O mais curioso em tudo isso é o silêncio do governo e das montadoras. Não vi nenhuma contestação ou vontade de esclarecer essa discrepância nos preços cobrados aqui se comparados a outros países, além do discurso tradicional: “câmbio, insumos, impostos etc”. Não duvido que tudo isso influencie mas é óbvio que há mais coisas aí. Nesta quinta-feira pretendo publicar um artigo no iG Carros que mostra que os valores cobrados pelo modelos Civic e Logan no Brasil são muito mais altos que em países desenvolvidos, nos outros BRICs ou mesmo em nossos parceiros México e Argentina. E detalhe: valores absolutos em dólar.
Mais: quando projetamos quanto representa o valor desses carros no ganho médio de cada pessoa desses países, o chamado “PIB per capita”, o brasileiro é o que mais leva tempo para quitá-lo. Digo isso porque o motivo para produzir tal artigo veio da última coluna publicada pelo jornalista Fernando Calmon.
Assim como Joel Leite, Fernando Calmon é um dos mais respeitados jornalistas do setor e confesso respeito e admiração pelos dois, com longos anos de estrada. Mas ver a coluna de Calmon ontem me surpreendeu. Em vez de contribuir para o debate, o texto do colunista do UOL tentou desqualificar a reportagem de Joel. Calmon disse que é fácil acusar o lucro sendo que existem outros motivos. Também considerou fácil usar México e Argentina como referência, mas citou um exemplo para contestar a matéria do colega que juro não ter entendido: que o Fox na Suíça custa R$ 28 mil contra R$ 38 mil no Brasil. Afinal, não é isso que estamos discutindo? Que o carro no Brasil chega a ser mais caro que na Suíça? O interessante nos exemplos de México e Argentina é o fato de não existir impostos de importação entre eles, o que deixa a comparação mais clara.
Calmon também citou o estudo da Anfavea sobre o custo de produção no Brasil, mas como considerar isento um material de quem justamente está sendo acusada de ganhar muito na atual situação? Já a tese do “Lucro Brasil” defendida por Joel foi taxada de “aloprada”, para se ter uma ideia.
Claro que hoje Joel Leite respondeu: “fácil – e confortável – é reproduzir o discurso da indústria, que culpa o imposto por todas as mazelas do setor”, disse em resposta a Calmon.

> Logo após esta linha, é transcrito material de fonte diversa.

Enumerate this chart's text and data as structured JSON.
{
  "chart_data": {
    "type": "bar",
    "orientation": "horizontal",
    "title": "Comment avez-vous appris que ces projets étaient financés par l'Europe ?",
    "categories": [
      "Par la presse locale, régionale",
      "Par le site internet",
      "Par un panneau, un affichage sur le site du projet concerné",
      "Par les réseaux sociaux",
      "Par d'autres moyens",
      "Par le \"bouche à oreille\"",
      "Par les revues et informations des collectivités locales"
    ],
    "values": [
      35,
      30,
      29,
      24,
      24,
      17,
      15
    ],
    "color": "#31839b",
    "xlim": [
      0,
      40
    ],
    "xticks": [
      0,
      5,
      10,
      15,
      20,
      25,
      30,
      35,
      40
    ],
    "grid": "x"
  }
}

Confesso que esperava outra reação de Calmon, um profissional com tamanha bagagem. Talvez outros argumentos para esclarecer esse mistério que faz um carro produzido no Brasil ser exportado e custar metade do preço na Argentina, por exemplo.

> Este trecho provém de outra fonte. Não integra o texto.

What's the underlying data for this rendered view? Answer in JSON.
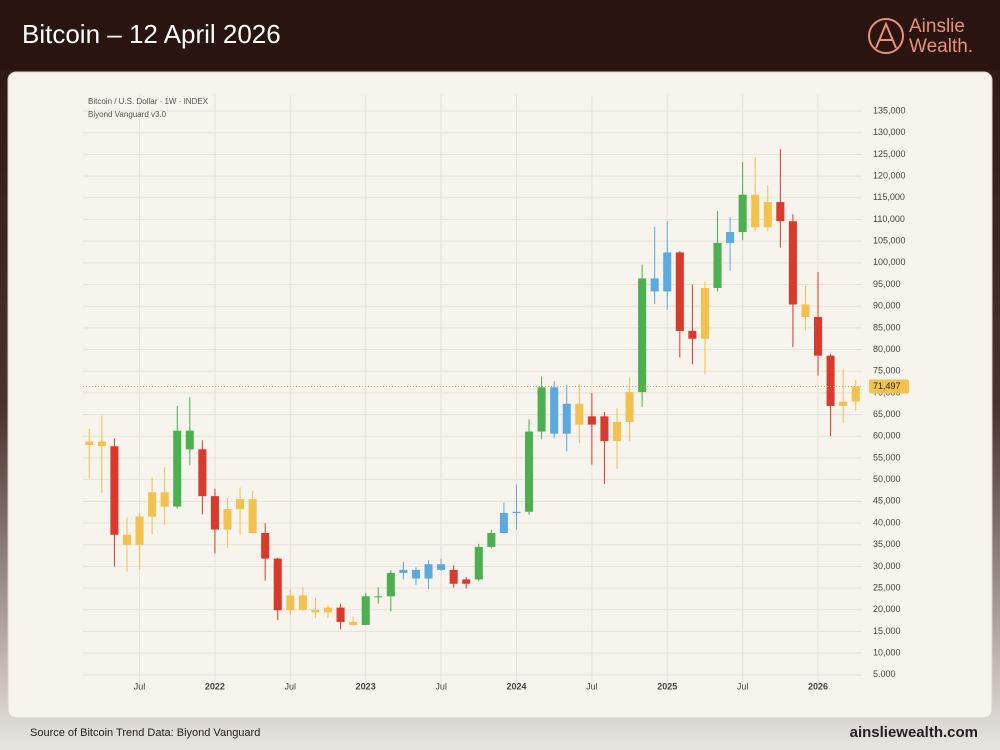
{
  "header": {
    "title": "Bitcoin – 12 April 2026",
    "logo": [
      "Ainslie",
      "Wealth."
    ]
  },
  "footer": {
    "source": "Source of Bitcoin Trend Data: Biyond Vanguard",
    "site": "ainsliewealth.com"
  },
  "chart_data": {
    "type": "candlestick",
    "title": "Bitcoin / U.S. Dollar · 1W · INDEX",
    "subtitle": "Biyond Vanguard v3.0",
    "categories": [
      null,
      null,
      null,
      null,
      "Jul",
      null,
      null,
      null,
      null,
      null,
      "2022",
      null,
      null,
      null,
      null,
      null,
      "Jul",
      null,
      null,
      null,
      null,
      null,
      "2023",
      null,
      null,
      null,
      null,
      null,
      "Jul",
      null,
      null,
      null,
      null,
      null,
      "2024",
      null,
      null,
      null,
      null,
      null,
      "Jul",
      null,
      null,
      null,
      null,
      null,
      "2025",
      null,
      null,
      null,
      null,
      null,
      "Jul",
      null,
      null,
      null,
      null,
      null,
      "2026",
      null,
      null,
      null
    ],
    "open": [
      58000,
      58800,
      57700,
      37300,
      35000,
      41500,
      47100,
      43800,
      61300,
      57000,
      46200,
      38500,
      43200,
      45500,
      37700,
      31800,
      19900,
      23300,
      20000,
      19400,
      20500,
      17200,
      16500,
      23100,
      23100,
      28500,
      29200,
      27200,
      30500,
      29200,
      26000,
      27000,
      34500,
      37700,
      42300,
      42600,
      61100,
      71300,
      60600,
      67500,
      62700,
      64600,
      58900,
      63300,
      70200,
      96400,
      93400,
      102400,
      84300,
      82500,
      94200,
      104600,
      107100,
      115700,
      108200,
      114000,
      109600,
      90400,
      87500,
      78600,
      67000,
      68000
    ],
    "high": [
      61700,
      64800,
      59500,
      41300,
      42400,
      50500,
      52900,
      67000,
      69000,
      59100,
      47900,
      45800,
      48200,
      47400,
      40000,
      31900,
      24700,
      25200,
      22700,
      21000,
      21400,
      18400,
      23900,
      25200,
      29100,
      31000,
      29800,
      31400,
      31800,
      30200,
      27500,
      35200,
      38400,
      44700,
      48900,
      63900,
      73800,
      72700,
      71900,
      72000,
      70000,
      65600,
      66500,
      73600,
      99600,
      108300,
      109600,
      102700,
      95000,
      95700,
      111900,
      110600,
      123200,
      124400,
      117900,
      126200,
      111200,
      94600,
      97900,
      79000,
      75500,
      73000
    ],
    "low": [
      50300,
      47000,
      30000,
      28800,
      29300,
      37300,
      39600,
      43300,
      53300,
      42000,
      33000,
      34300,
      37200,
      37700,
      26700,
      17600,
      18800,
      19600,
      18200,
      18200,
      15500,
      16300,
      16500,
      21400,
      19600,
      27000,
      25800,
      24800,
      28900,
      25100,
      24900,
      26600,
      34100,
      37600,
      38500,
      41900,
      59300,
      59600,
      56500,
      58400,
      53500,
      49000,
      52500,
      58900,
      66800,
      90500,
      89200,
      78200,
      76600,
      74400,
      93400,
      98200,
      105200,
      107300,
      107300,
      103500,
      80600,
      84400,
      74000,
      60000,
      63000,
      65800
    ],
    "close": [
      58800,
      57700,
      37300,
      35000,
      41500,
      47100,
      43800,
      61300,
      57000,
      46200,
      38500,
      43200,
      45500,
      37700,
      31800,
      19900,
      23300,
      20000,
      19400,
      20500,
      17200,
      16500,
      23100,
      23100,
      28500,
      29200,
      27200,
      30500,
      29200,
      26000,
      27000,
      34500,
      37700,
      42300,
      42600,
      61100,
      71300,
      60600,
      67500,
      62700,
      64600,
      58900,
      63300,
      70200,
      96400,
      93400,
      102400,
      84300,
      82500,
      94200,
      104600,
      107100,
      115700,
      108200,
      114000,
      109600,
      90400,
      87500,
      78600,
      67000,
      68000,
      71497
    ],
    "colors": [
      "#f2c14e",
      "#f2c14e",
      "#d93a2b",
      "#f2c14e",
      "#f2c14e",
      "#f2c14e",
      "#f2c14e",
      "#4caf50",
      "#4caf50",
      "#d93a2b",
      "#d93a2b",
      "#f2c14e",
      "#f2c14e",
      "#f2c14e",
      "#d93a2b",
      "#d93a2b",
      "#f2c14e",
      "#f2c14e",
      "#f2c14e",
      "#f2c14e",
      "#d93a2b",
      "#f2c14e",
      "#4caf50",
      "#4caf50",
      "#4caf50",
      "#5aa9e0",
      "#5aa9e0",
      "#5aa9e0",
      "#5aa9e0",
      "#d93a2b",
      "#d93a2b",
      "#4caf50",
      "#4caf50",
      "#5aa9e0",
      "#5aa9e0",
      "#4caf50",
      "#4caf50",
      "#5aa9e0",
      "#5aa9e0",
      "#f2c14e",
      "#d93a2b",
      "#d93a2b",
      "#f2c14e",
      "#f2c14e",
      "#4caf50",
      "#5aa9e0",
      "#5aa9e0",
      "#d93a2b",
      "#d93a2b",
      "#f2c14e",
      "#4caf50",
      "#5aa9e0",
      "#4caf50",
      "#f2c14e",
      "#f2c14e",
      "#d93a2b",
      "#d93a2b",
      "#f2c14e",
      "#d93a2b",
      "#d93a2b",
      "#f2c14e",
      "#f2c14e"
    ],
    "last_price": {
      "value": 71497,
      "label": "71,497"
    },
    "ylim": [
      1500,
      138700
    ],
    "yticks": [
      {
        "value": 5000,
        "label": "5.000"
      },
      {
        "value": 10000,
        "label": "10,000"
      },
      {
        "value": 15000,
        "label": "15,000"
      },
      {
        "value": 20000,
        "label": "20,000"
      },
      {
        "value": 25000,
        "label": "25,000"
      },
      {
        "value": 30000,
        "label": "30,000"
      },
      {
        "value": 35000,
        "label": "35,000"
      },
      {
        "value": 40000,
        "label": "40,000"
      },
      {
        "value": 45000,
        "label": "45,000"
      },
      {
        "value": 50000,
        "label": "50,000"
      },
      {
        "value": 55000,
        "label": "55,000"
      },
      {
        "value": 60000,
        "label": "60,000"
      },
      {
        "value": 65000,
        "label": "65,000"
      },
      {
        "value": 70000,
        "label": "70,000"
      },
      {
        "value": 75000,
        "label": "75,000"
      },
      {
        "value": 80000,
        "label": "80,000"
      },
      {
        "value": 85000,
        "label": "85,000"
      },
      {
        "value": 90000,
        "label": "90,000"
      },
      {
        "value": 95000,
        "label": "95,000"
      },
      {
        "value": 100000,
        "label": "100,000"
      },
      {
        "value": 105000,
        "label": "105,000"
      },
      {
        "value": 110000,
        "label": "110,000"
      },
      {
        "value": 115000,
        "label": "115,000"
      },
      {
        "value": 120000,
        "label": "120,000"
      },
      {
        "value": 125000,
        "label": "125,000"
      },
      {
        "value": 130000,
        "label": "130,000"
      },
      {
        "value": 135000,
        "label": "135,000"
      }
    ],
    "grid": true
  }
}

Já chamar a tese do colega de aloprada me pareceu inoportuno. A não ser que Calmon se referia ao fato de Joel ser “muito inquieto”, um dos significados do termo, segundo dicionário Houaiss. Se reagir a essa distorção é ser inquieto então a atitude de Joel Leite é de um “aloprado”, mas no bom sentido. E todos nós precisamos virar “aloprados” porque até hoje temos sido passivos demais com esse assunto.